Le second a pour nom Yvan Martial. Lui aussi a été étudiant de cet établissement, et c’est lui qui rédige actuellement l’ouvrage qui contera les 75 ans de son collège. Je dois à ce grand monsieur d’être un journaliste. Pourtant, je n’avais (je ne les ai toujours pas !) ni certificats, et encore moins de diplômes. Yvan m’a pourtant donné ma chance. Parce que lui aussi, comme Paul Bérenger, était imbu de ce sens de ce qui est aujourd’hui pompeusement appelé « equal opportunity ». J’étais un enfant de Les Salines, un quartier pauvre de Port-Louis.
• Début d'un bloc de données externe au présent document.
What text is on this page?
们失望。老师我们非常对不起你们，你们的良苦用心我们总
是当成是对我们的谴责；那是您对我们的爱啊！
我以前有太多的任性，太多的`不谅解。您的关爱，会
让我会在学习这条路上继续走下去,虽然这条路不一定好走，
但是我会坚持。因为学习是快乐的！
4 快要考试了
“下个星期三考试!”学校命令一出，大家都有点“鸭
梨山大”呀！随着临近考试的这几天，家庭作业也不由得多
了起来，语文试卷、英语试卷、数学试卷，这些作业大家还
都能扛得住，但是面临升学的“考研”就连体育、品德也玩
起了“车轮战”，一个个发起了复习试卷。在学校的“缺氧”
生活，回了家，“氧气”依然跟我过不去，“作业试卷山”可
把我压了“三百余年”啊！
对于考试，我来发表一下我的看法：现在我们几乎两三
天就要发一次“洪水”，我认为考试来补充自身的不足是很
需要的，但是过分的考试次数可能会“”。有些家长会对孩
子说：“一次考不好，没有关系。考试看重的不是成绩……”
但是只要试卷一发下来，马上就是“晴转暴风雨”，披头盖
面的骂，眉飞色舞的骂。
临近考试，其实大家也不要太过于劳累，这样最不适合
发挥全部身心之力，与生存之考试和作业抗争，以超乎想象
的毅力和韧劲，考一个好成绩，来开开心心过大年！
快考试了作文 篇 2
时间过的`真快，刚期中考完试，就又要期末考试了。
Rien que pour l’année 2012, les responsables du Saint-Esprit ont-ils accueilli dans ce collège 60 enfants pauvres, qu’ils auront transformés en lauréats, pas de cette élite qui fuit son pays, mais de cette jeunesse responsable qui reste ici, et met la main à la pâte ? J’en doute ! J’invite donc Jacques Malié à méditer sur ces mots du père Jean-Maurice Labour, parus dans un hebdomadaire du 17 mars : « En Argentine (il parle du nouveau Pape), il cultivait un style de vie simple. Il a refusé de vivre dans la luxueuse demeure de l’archevêché et opté pour un appartement sans aucun domestique. Il préférait les transports en commun aux voitures avec chauffeur. »
Qui des 60 lauréats de Jacques Malié répond à ces critères d’humilité ?!